Fats can be obtained in the necessary amounts via small amounts of chia seed, hemp, flax, purslane, nuts, insects, etc. But even fruit has approx. 6-10% fat. For example, 4 tablespoons of chia seed has 7.1g of ALA omega 3 which is over 400% RDA.
B12 can be obtained by fermenting such as sauerkraut, kimchee, kombucha.

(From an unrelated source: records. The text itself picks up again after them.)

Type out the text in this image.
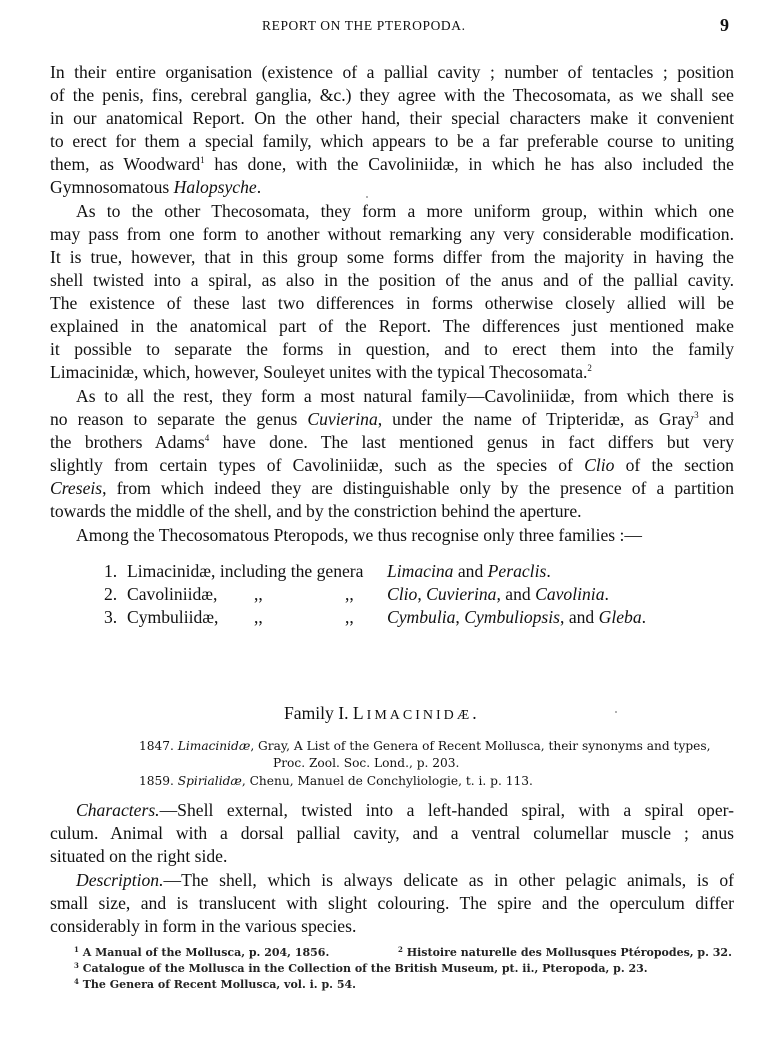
REPORT ON THE PTEROPODA.	9
In their entire organisation (existence of a pallial cavity ; number of tentacles ; position
of the penis, fins, cerebral ganglia, &c.) they agree with the Thecosomata, as we shall see
in our anatomical Report. On the other hand, their special characters make it convenient
to erect for them a special family, which appears to be a far preferable course to uniting
them, as Woodward$^1$ has done, with the Cavoliniidæ, in which he has also included the
Gymnosomatous Halopsyche.
As to the other Thecosomata, they form a more uniform group, within which one
may pass from one form to another without remarking any very considerable modification.
It is true, however, that in this group some forms differ from the majority in having the
shell twisted into a spiral, as also in the position of the anus and of the pallial cavity.
The existence of these last two differences in forms otherwise closely allied will be
explained in the anatomical part of the Report. The differences just mentioned make
it possible to separate the forms in question, and to erect them into the family
Limacinidæ, which, however, Souleyet unites with the typical Thecosomata.$^2$
As to all the rest, they form a most natural family—Cavoliniidæ, from which there is
no reason to separate the genus Cuvierina, under the name of Tripteridæ, as Gray$^3$ and
the brothers Adams$^4$ have done. The last mentioned genus in fact differs but very
slightly from certain types of Cavoliniidæ, such as the species of Clio of the section
Creseis, from which indeed they are distinguishable only by the presence of a partition
towards the middle of the shell, and by the constriction behind the aperture.
Among the Thecosomatous Pteropods, we thus recognise only three families :—
1. Limacinidæ, including the genera Limacina and Peraclis.
2. Cavoliniidæ, ,,	,, Clio, Cuvierina, and Cavolinia.
3. Cymbuliidæ, ,,	,, Cymbulia, Cymbuliopsis, and Gleba.
Family I. LIMACINIDÆ.
1847. Limacinidæ, Gray, A List of the Genera of Recent Mollusca, their synonyms and types,
Proc. Zool. Soc. Lond., p. 203.
1859. Spirialidæ, Chenu, Manuel de Conchyliologie, t. i. p. 113.
Characters.—Shell external, twisted into a left-handed spiral, with a spiral oper-
culum. Animal with a dorsal pallial cavity, and a ventral columellar muscle ; anus
situated on the right side.
Description.—The shell, which is always delicate as in other pelagic animals, is of
small size, and is translucent with slight colouring. The spire and the operculum differ
considerably in form in the various species.
$^1$ A Manual of the Mollusca, p. 204, 1856.	$^2$ Histoire naturelle des Mollusques Ptéropodes, p. 32.
$^3$ Catalogue of the Mollusca in the Collection of the British Museum, pt. ii., Pteropoda, p. 23.
$^4$ The Genera of Recent Mollusca, vol. i. p. 54.
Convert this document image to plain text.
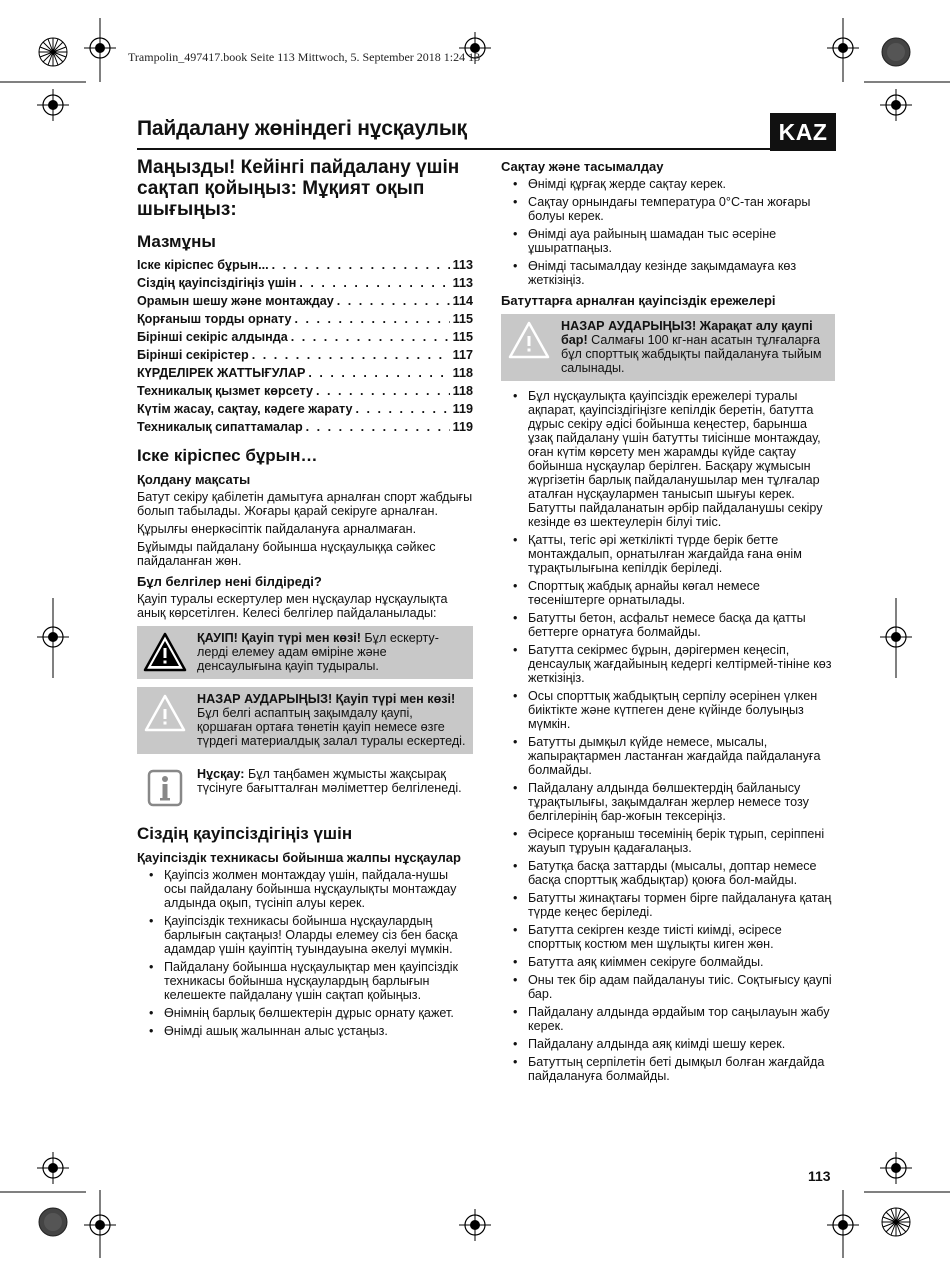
Trampolin_497417.book Seite 113 Mittwoch, 5. September 2018 1:24 13
Пайдалану жөніндегі нұсқаулық	KAZ
Маңызды! Кейінгі пайдалану үшін сақтап қойыңыз: Мұқият оқып шығыңыз:
Мазмұны
Іске кіріспес бұрын... . . .	113
Сіздің қауіпсіздігіңіз үшін . . .	113
Орамын шешу және монтаждау . . .	114
Қорғаныш торды орнату . . .	115
Бірінші секіріс алдында . . .	115
Бірінші секірістер . . .	117
КҮРДЕЛІРЕК ЖАТТЫҒУЛАР . . .	118
Техникалық қызмет көрсету . . .	118
Күтім жасау, сақтау, кәдеге жарату . . .	119
Техникалық сипаттамалар . . .	119
Іске кіріспес бұрын…
Қолдану мақсаты

Батут секіру қабілетін дамытуға арналған спорт жабдығы болып табылады. Жоғары қарай секіруге арналған.

Құрылғы өнеркәсіптік пайдалануға арналмаған.

Бұйымды пайдалану бойынша нұсқаулыққа сәйкес пайдаланған жөн.

Бұл белгілер нені білдіреді?

Қауіп туралы ескертулер мен нұсқаулар нұсқаулықта анық көрсетілген. Келесі белгілер пайдаланылады:

ҚАУІП! Қауіп түрі мен көзі! Бұл ескерту-лерді елемеу адам өміріне және денсаулығына қауіп тудыралы.
НАЗАР АУДАРЫҢЫЗ! Қауіп түрі мен көзі! Бұл белгі аспаптың зақымдалу қаупі, қоршаған ортаға төнетін қауіп немесе өзге түрдегі материалдық залал туралы ескертеді.
Нұсқау: Бұл таңбамен жұмысты жақсырақ түсінуге бағытталған мәліметтер белгіленеді.
Сіздің қауіпсіздігіңіз үшін
Қауіпсіздік техникасы бойынша жалпы нұсқаулар
• Қауіпсіз жолмен монтаждау үшін, пайдала-нушы осы пайдалану бойынша нұсқаулықты монтаждау алдында оқып, түсініп алуы керек.
• Қауіпсіздік техникасы бойынша нұсқаулардың барлығын сақтаңыз! Оларды елемеу сіз бен басқа адамдар үшін қауіптің туындауына әкелуі мүмкін.
• Пайдалану бойынша нұсқаулықтар мен қауіпсіздік техникасы бойынша нұсқаулардың барлығын келешекте пайдалану үшін сақтап қойыңыз.
• Өнімнің барлық бөлшектерін дұрыс орнату қажет.
• Өнімді ашық жалыннан алыс ұстаңыз.
Сақтау және тасымалдау
• Өнімді құрғақ жерде сақтау керек.
• Сақтау орнындағы температура 0°C-тан жоғары болуы керек.
• Өнімді ауа райының шамадан тыс әсеріне ұшыратпаңыз.
• Өнімді тасымалдау кезінде зақымдамауға көз жеткізіңіз.
Батуттарға арналған қауіпсіздік ережелері
НАЗАР АУДАРЫҢЫЗ! Жарақат алу қаупі бар! Салмағы 100 кг-нан асатын тұлғаларға бұл спорттық жабдықты пайдалануға тыйым салынады.
• Бұл нұсқаулықта қауіпсіздік ережелері туралы ақпарат, қауіпсіздігіңізге кепілдік беретін, батутта дұрыс секіру әдісі бойынша кеңестер, барынша ұзақ пайдалану үшін батутты тиісінше монтаждау, оған күтім көрсету мен жарамды күйде сақтау бойынша нұсқаулар берілген. Басқару жұмысын жүргізетін барлық пайдаланушылар мен тұлғалар аталған нұсқаулармен танысып шығуы керек. Батутты пайдаланатын әрбір пайдаланушы секіру кезінде өз шектеулерін білуі тиіс.
• Қатты, тегіс әрі жеткілікті түрде берік бетте монтаждалып, орнатылған жағдайда ғана өнім тұрақтылығына кепілдік беріледі.
• Спорттық жабдық арнайы көгал немесе төсеніштерге орнатылады.
• Батутты бетон, асфальт немесе басқа да қатты беттерге орнатуға болмайды.
• Батутта секірмес бұрын, дәрігермен кеңесіп, денсаулық жағдайының кедергі келтірмей-тініне көз жеткізіңіз.
• Осы спорттық жабдықтың серпілу әсерінен үлкен биіктікте және күтпеген дене күйінде болуыңыз мүмкін.
• Батутты дымқыл күйде немесе, мысалы, жапырақтармен ластанған жағдайда пайдалануға болмайды.
• Пайдалану алдында бөлшектердің байланысу тұрақтылығы, зақымдалған жерлер немесе тозу белгілерінің бар-жоғын тексеріңіз.
• Әсіресе қорғаныш төсемінің берік тұрып, серіппені жауып тұруын қадағалаңыз.
• Батутқа басқа заттарды (мысалы, доптар немесе басқа спорттық жабдықтар) қоюға бол-майды.
• Батутты жинақтағы тормен бірге пайдалануға қатаң түрде кеңес беріледі.
• Батутта секірген кезде тиісті киімді, әсіресе спорттық костюм мен шұлықты киген жөн.
• Батутта аяқ киіммен секіруге болмайды.
• Оны тек бір адам пайдалануы тиіс. Соқтығысу қаупі бар.
• Пайдалану алдында әрдайым тор саңылауын жабу керек.
• Пайдалану алдында аяқ киімді шешу керек.
• Батуттың серпілетін беті дымқыл болған жағдайда пайдалануға болмайды.
113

With this approach I think 80% of your nutritional needs can be met by your property. Its the approach I use.
We brew approx 1 Gallon of buch with 1cup of sugar, which makes 6 bottles, + starter.  the taste and viscosity is not similar to soda which would be over 100cal if there was near 1/6 cups of sugar per bottle. According to synergy kombucha their bottle have approx 60 cal and 4g of sugar. I estimate that is what most are because the fermentation is dependent on pH and too much sugar can effect the pH. If you are concerned about sugar it might be better to stick to fermented foods that have fiber remaining since it dampens blood sugar
2 years ago

Kyrt Ryder wrote:Pretty sure it's the fiber that proves the point explained in Dan's post.

Just bear in mind that doesn't apply when the fruit is juiced [including fermented.]

Juice and alcohol products should be consumed in moderation [with perhaps occasional indulgences if carefully moderated.]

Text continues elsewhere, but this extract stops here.